Réencastrer la production culturelle dans les problématiques contemporaines ? – Entretien avec Vincent Guillon

Par Elodie Biétrix, Chargée d’études Massif central, Culture et réorientations écologiques - 29.09.2023

Entretien avec Vincent Guillon, codirecteur de l’Observatoire des Politiques Culturelles, professeur associé à Sciences Po Grenoble. Le 20 juillet 2023.

Au regard des nombreuses crises (climatique, démocratique…) que traverse notre société, le cadre et les modalités d’intervention des politiques culturelles, tant nationales que locales, se transforment. Ces dernières investissent par exemple plus fortement le numérique, se positionnent quant aux questions liées au genre, réfléchissent à la participation citoyenne. Ce bouleversement l’est de manière plus saisissante encore lorsqu’on envisage notre évolution dans l’anthropocène et l’adaptation nécessaire de nos activités et modes de faire à la transformation radicale de nos milieux de vie qui l’accompagnent. Comment les politiques culturelles se saisissent-elles de ce contexte ?

Pour être tout à fait sincère, encore assez timidement. Il y a sur ces sujets une forme d’inflation de discours alors que, comme souvent dans les politiques culturelles, il y a un écart entre le discours produit et la réalité de l’action publique ou l’intensité de sa transformation. On pourrait évoquer des espaces plus marginaux de recomposition, mais de façon générale, l’aggiornamento des politiques culturelles est loin d’être à l’œuvre ; c’est plutôt le statu quo qui prédomine sur ces questions de transition comme sur d’autres. On voit certaines organisations professionnelles rentrer dans ces questions de transition comme elles entrent dans celle des droits culturels ; en investissant fortement un sujet du point de vue du discours sans pour autant que les pratiques changent beaucoup. Je ne pense pas que les acteurs des politiques culturelles soient en réalité dans une posture extrêmement volontariste par rapport aux transformations très concrètes que ces multiples transitions impliquent. Ils ont cependant une facilité à produire du discours dessus. Ce qui est aussi une manière d’échapper un peu au réel.

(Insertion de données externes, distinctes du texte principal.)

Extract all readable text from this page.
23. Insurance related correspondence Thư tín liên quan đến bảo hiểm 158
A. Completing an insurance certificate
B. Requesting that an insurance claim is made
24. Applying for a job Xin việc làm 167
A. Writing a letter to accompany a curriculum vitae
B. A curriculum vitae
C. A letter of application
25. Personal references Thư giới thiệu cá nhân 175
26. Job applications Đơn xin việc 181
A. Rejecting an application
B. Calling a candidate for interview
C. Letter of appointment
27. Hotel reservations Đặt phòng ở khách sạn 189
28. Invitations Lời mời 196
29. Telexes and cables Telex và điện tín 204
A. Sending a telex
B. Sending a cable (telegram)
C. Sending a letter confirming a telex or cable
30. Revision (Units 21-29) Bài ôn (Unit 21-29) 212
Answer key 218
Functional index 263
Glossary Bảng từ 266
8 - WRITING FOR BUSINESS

C’est ce qu’on appelle classiquement le « sentier de dépendance », c’est-à-dire une forme de statu quo des comportements des acteurs et une difficulté à emprunter un chemin qui serait différent de celui qu’on a l’habitude de prendre. Cela se vérifie dans beaucoup de domaines d’actions publiques, mais la petite différence avec les politiques culturelles est que leurs acteurs sont très à l’aise pour produire du discours et du registre symbolique. Celle-ci peut donner l’impression d’une forme d’avant-garde au niveau des comportements, d’un certain concernement de la situation sans que cela modifie nécessairement de façon importante les manières d’agir. Les œuvres d’art continuent à être produites comme elles sont produites, les circulations et les mobilités des publics continuent à être envisagées comme elles le sont habituellement dans la majorité des cas… Là où les acteurs culturels sont les plus à l’aise, c’est pour investir une dimension plus symbolique qui ne fragilise pas forcément les habitudes.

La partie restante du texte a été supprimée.